Winery operation in Lake County, California

Shannon Family of Wines is a family-owned and operated vineyard, winery and ranching operation in Lake County, California. It produces wine under various labels, notably Cabernet Sauvignon, Zinfandel, Sauvignon blanc and red blends made from Lake County grapes and neighboring counties in the North Coast AVA. Most of its labels fall under the super-premium, ultra-premium and luxury wine segments.

The operation was founded in 2001 as Shannon Ridge Vineyards & Winery by Clay Shannon (who worked for Sutter Home Winery from 1985 to 1993), and produced wines from Lake County vineyards under the Shannon Ridge and Cross Springs labels. The winery added a new brand when in 2010 it opened its Vigilance Winery & Vineyard tasting room on one of its Red Hills Lake County AVA vineyards in Lower Lake, California.

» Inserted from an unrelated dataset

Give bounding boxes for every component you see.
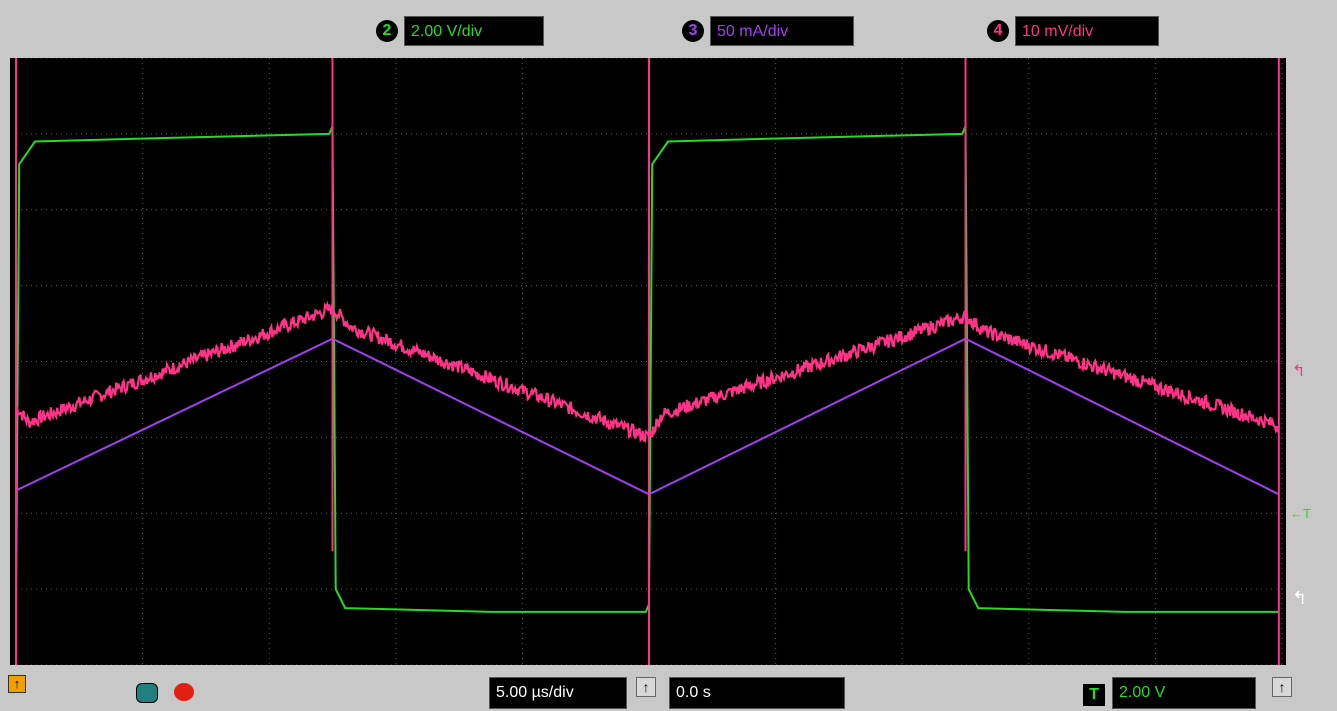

In 2018, Shannon Ridge Family of Wines purchased Nice Wine Co., located in Nice, California, expanding its winemaking and bottling capacity. In 2020, the company acquired Steele Wines, another Lake County winery, which Shannon had been using as a custom crush facility. Steele Wines had been founded in 1991 by Jed Steele, the original winemaker for Kendall-Jackson. Shannon still produces wines under the Steele brand. That same year, the winery acquired the Giannecchini Vineyard in the Talmage Bench AVA of Mendocino County.

In December 2021, Shannon Family of Wines opened The Mercantile, a wine bar, gourmet food retail and event venue at the original Steele winery location in Lakeport, California.

The company was a key petitioner in the process to get Long Valley, in eastern Lake County, recognized as an American Viticultural Area in April 2023.

The operation's 1,000 acre mountain vineyard in the High Valley AVA is certified organic, making use of its sheep flock for weeding and pest control.